Depois de ser nomeado o mais jovem ganhador do prêmio mais importante de ciência
do cérebro da Espanha, ele estudou em Yale com o renomado
neurofisiologista John Fulton e, logo em seguida, conseguiu um
cargo de professor e ganhou vários prêmios de prestígio em instituições como
a Fundação Guggenheim. Na década de 1950, Delgado começou
a construir métodos para estimular e registrar o cérebro vivo, desde tentativa
de encontrar correlatos fisiológicos para os movimentos à tentativa de mapear
mecanismos de controle neural para estados subjetivos como fome, desejo sexual,
prazer, raiva e motivação.
A demonstração do touro foi seu momento de
destaque, quando apresentou seu “Stimoceiver”, um implante neuronal
controlado por radiofrequências que poderia estimular as partes do cérebro onde
fosse implantado. Nos anos seguintes, Delgado trabalhou para
adaptar o Stimoceiver aos humanos. Em 1969, ele publicou os
primeiros resultados usando fundos de pesquisa fornecidos pela Força Aérea dos
Estados Unidos, pelo Office of Naval Research e pelo Serviço de Saúde Pública
dos Estados Unidos.
A arquitetura básica do dispositivo era muito
semelhante à do Neuralink, embora tivesse menos pontos de contato
para os eletrodos. O Stimoceiver acoplava até quarenta
eletrodos intracranianos, implantados em todo o cérebro, com um transmissor e
receptor de ondas de rádio conectado à cabeça do paciente. O amplificador na
cabeça do paciente recebia os sinais dos eletrodos de profundidade para
controlar a frequência do transmissor, enviando sinais sem fio para as entradas
de um dispositivo de gravação eletroencefalográfico e um gravador de fita
magnética localizado a até 30 metros de distância do paciente. Simultaneamente,
as conversas e atividades dos pacientes foram gravadas com equipamento de som.
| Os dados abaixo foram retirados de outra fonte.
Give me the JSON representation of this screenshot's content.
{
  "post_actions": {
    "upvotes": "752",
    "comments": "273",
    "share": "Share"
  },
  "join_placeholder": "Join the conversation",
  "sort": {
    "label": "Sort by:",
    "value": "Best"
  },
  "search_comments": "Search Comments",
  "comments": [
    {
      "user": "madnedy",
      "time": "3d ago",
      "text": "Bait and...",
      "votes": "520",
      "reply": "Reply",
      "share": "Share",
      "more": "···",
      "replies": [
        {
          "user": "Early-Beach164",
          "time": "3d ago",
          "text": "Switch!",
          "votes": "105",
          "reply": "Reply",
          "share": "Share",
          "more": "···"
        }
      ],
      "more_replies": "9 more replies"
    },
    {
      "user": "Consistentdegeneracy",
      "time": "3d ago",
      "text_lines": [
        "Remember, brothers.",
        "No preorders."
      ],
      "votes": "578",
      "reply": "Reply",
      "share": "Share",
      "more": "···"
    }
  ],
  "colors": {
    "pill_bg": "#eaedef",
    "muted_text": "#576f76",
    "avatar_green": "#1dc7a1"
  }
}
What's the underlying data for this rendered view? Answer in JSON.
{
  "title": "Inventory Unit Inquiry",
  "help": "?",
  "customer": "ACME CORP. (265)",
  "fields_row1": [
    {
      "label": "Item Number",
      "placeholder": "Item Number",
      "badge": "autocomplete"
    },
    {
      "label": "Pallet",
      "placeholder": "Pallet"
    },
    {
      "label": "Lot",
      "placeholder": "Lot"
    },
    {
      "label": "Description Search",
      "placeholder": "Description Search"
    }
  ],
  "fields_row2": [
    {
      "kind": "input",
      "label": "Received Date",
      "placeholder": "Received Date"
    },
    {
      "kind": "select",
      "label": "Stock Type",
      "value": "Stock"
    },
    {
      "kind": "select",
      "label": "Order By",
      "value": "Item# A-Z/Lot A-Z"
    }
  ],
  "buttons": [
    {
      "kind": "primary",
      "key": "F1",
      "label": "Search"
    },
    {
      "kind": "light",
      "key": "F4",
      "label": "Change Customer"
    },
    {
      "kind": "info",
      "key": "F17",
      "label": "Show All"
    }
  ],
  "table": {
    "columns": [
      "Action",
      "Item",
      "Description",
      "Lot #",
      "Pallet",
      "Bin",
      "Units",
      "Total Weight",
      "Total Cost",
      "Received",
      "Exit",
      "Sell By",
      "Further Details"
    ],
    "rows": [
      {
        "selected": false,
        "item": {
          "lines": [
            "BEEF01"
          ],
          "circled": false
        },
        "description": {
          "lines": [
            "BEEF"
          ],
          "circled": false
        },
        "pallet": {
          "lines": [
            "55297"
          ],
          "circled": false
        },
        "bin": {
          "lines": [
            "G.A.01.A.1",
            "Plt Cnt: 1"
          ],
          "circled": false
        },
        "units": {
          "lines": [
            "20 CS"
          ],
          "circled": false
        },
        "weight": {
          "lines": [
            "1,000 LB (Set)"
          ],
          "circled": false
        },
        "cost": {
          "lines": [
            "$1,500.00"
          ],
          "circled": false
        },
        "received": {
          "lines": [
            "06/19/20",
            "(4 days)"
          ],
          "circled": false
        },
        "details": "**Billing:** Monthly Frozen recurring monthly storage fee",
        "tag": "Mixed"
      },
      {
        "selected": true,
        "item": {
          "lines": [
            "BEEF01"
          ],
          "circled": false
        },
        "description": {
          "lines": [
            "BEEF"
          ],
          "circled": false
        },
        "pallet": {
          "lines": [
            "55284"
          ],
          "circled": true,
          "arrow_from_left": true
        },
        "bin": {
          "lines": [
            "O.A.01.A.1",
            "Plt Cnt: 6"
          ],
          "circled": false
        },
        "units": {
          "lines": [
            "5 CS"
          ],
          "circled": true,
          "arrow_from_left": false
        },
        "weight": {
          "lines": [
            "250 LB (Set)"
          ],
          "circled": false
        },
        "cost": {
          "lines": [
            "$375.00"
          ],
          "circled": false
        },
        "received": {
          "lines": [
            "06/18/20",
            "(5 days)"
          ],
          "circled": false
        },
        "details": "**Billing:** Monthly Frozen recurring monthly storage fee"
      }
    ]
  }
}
O objetivo era descobrir “correlações entre padrões elétricos [no cérebro] e
manifestações comportamentais”, a fim de fornecer à equipe médica informações
sobre o alvo neural mais eficaz para a psicocirurgia para
cada paciente. Os padrões neurais foram analisados por um computador para
determinar qual região neuronal correspondia a cada determinado comportamento.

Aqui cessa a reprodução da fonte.